So I can’t quite stay away from the Bill….
In a reminder of how hardball politics is played in the USA these days, there’s a report out today (hat tip to California Healthline) that shows that in the first 6 months of 2003 the healthcare industry spent over $139m on lobbying in the run-up to Medicare bill. $37.7m came from the pharma industry. This number probably includes standard costs associated with keeping Washington offices, etc. so it’s not all "new" money. But obviously much more has been spent in the last four months, and there’s no doubt that, as in its successful attempt to defeat certain House Democrats who were in favor of price controls in the run-up to the 2000 elections, targeted contributions and lobbying have had a definitive pay-off for the pharma industry in this Bill.
This is no secret in health care. The AHA, for-profit hospital groups and the AMA have been doing this forever in order to influence the Medicare and Medicaid reimbursement schedules. The drug companies have too, of course, but as they were previously opposed to drug coverage, their contributions weren’t quite so targeted. Now that the industry has decided to buy the best bill it can, you can see the results in the text of the bill–especially the import ban from Canada. The ongoing federalization of the health care system continues. It’s starting to look more and more like the Defense department and the military industrial complex–you can expect the lobbying/business techniques in that industry to become more common in health care.

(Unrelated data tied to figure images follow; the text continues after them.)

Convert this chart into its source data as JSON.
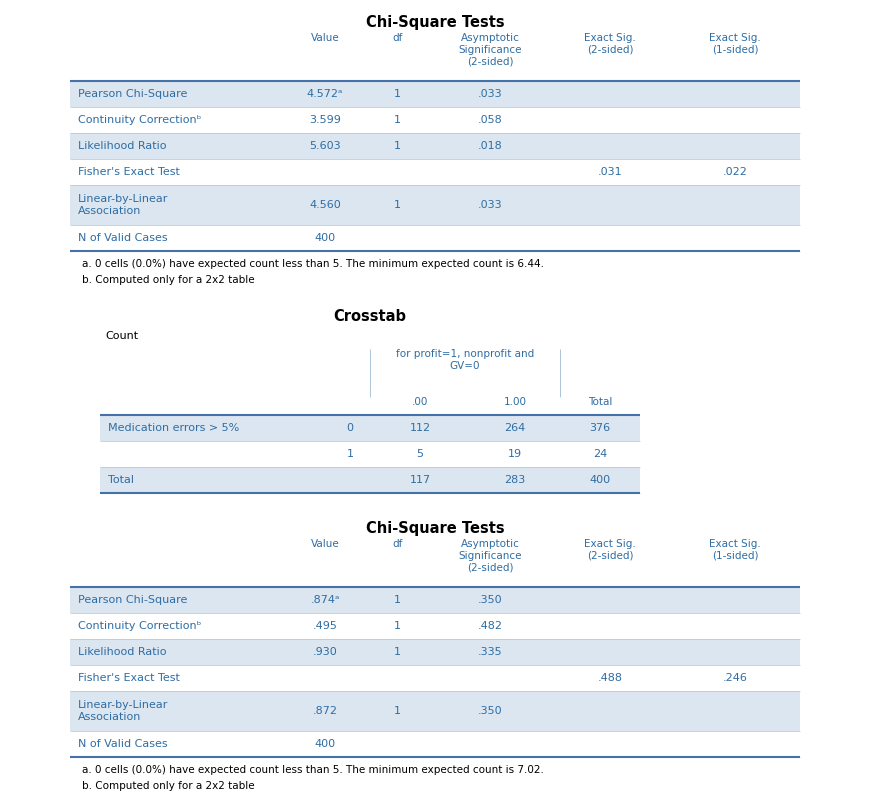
{
  "bg_color": "#ffffff",
  "text_color": "#2e6da4",
  "header_color": "#2e6da4",
  "title_color": "#000000",
  "row_bg_light": "#dce6f0",
  "row_bg_white": "#ffffff",
  "border_color_thick": "#4472a8",
  "border_color_thin": "#adc5d8",
  "table1_title": "Chi-Square Tests",
  "table1_rows": [
    [
      "Pearson Chi-Square",
      "4.572ᵃ",
      "1",
      ".033",
      "",
      ""
    ],
    [
      "Continuity Correctionᵇ",
      "3.599",
      "1",
      ".058",
      "",
      ""
    ],
    [
      "Likelihood Ratio",
      "5.603",
      "1",
      ".018",
      "",
      ""
    ],
    [
      "Fisher's Exact Test",
      "",
      "",
      "",
      ".031",
      ".022"
    ],
    [
      "Linear-by-Linear\nAssociation",
      "4.560",
      "1",
      ".033",
      "",
      ""
    ],
    [
      "N of Valid Cases",
      "400",
      "",
      "",
      "",
      ""
    ]
  ],
  "table1_notes": [
    "a. 0 cells (0.0%) have expected count less than 5. The minimum expected count is 6.44.",
    "b. Computed only for a 2x2 table"
  ],
  "table2_title": "Crosstab",
  "table2_subtitle": "Count",
  "table2_rows": [
    [
      "Medication errors > 5%",
      "0",
      "112",
      "264",
      "376"
    ],
    [
      "",
      "1",
      "5",
      "19",
      "24"
    ],
    [
      "Total",
      "",
      "117",
      "283",
      "400"
    ]
  ],
  "table3_title": "Chi-Square Tests",
  "table3_rows": [
    [
      "Pearson Chi-Square",
      ".874ᵃ",
      "1",
      ".350",
      "",
      ""
    ],
    [
      "Continuity Correctionᵇ",
      ".495",
      "1",
      ".482",
      "",
      ""
    ],
    [
      "Likelihood Ratio",
      ".930",
      "1",
      ".335",
      "",
      ""
    ],
    [
      "Fisher's Exact Test",
      "",
      "",
      "",
      ".488",
      ".246"
    ],
    [
      "Linear-by-Linear\nAssociation",
      ".872",
      "1",
      ".350",
      "",
      ""
    ],
    [
      "N of Valid Cases",
      "400",
      "",
      "",
      "",
      ""
    ]
  ],
  "table3_notes": [
    "a. 0 cells (0.0%) have expected count less than 5. The minimum expected count is 7.02.",
    "b. Computed only for a 2x2 table"
  ],
  "col_headers_chi": [
    "",
    "Value",
    "df",
    "Asymptotic\nSignificance\n(2-sided)",
    "Exact Sig.\n(2-sided)",
    "Exact Sig.\n(1-sided)"
  ]
}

This post is not meant as criticism of PhRMA. Their fiduciary interest is to their shareholders, and once they saw that politically drug coverage was unavoidable, that interest means to get as much money as possible out of the government. And the way to do that in the USA is by using money to buy influence. In the light of the even more pork-laden energy bill coming out the same week–and you know that there was equal lobbying weight on that one too–more disinterested observers may believe that campaign finance reform needs a little strengthening. But that’s in a parallel universe and we and PhRMA live in this one.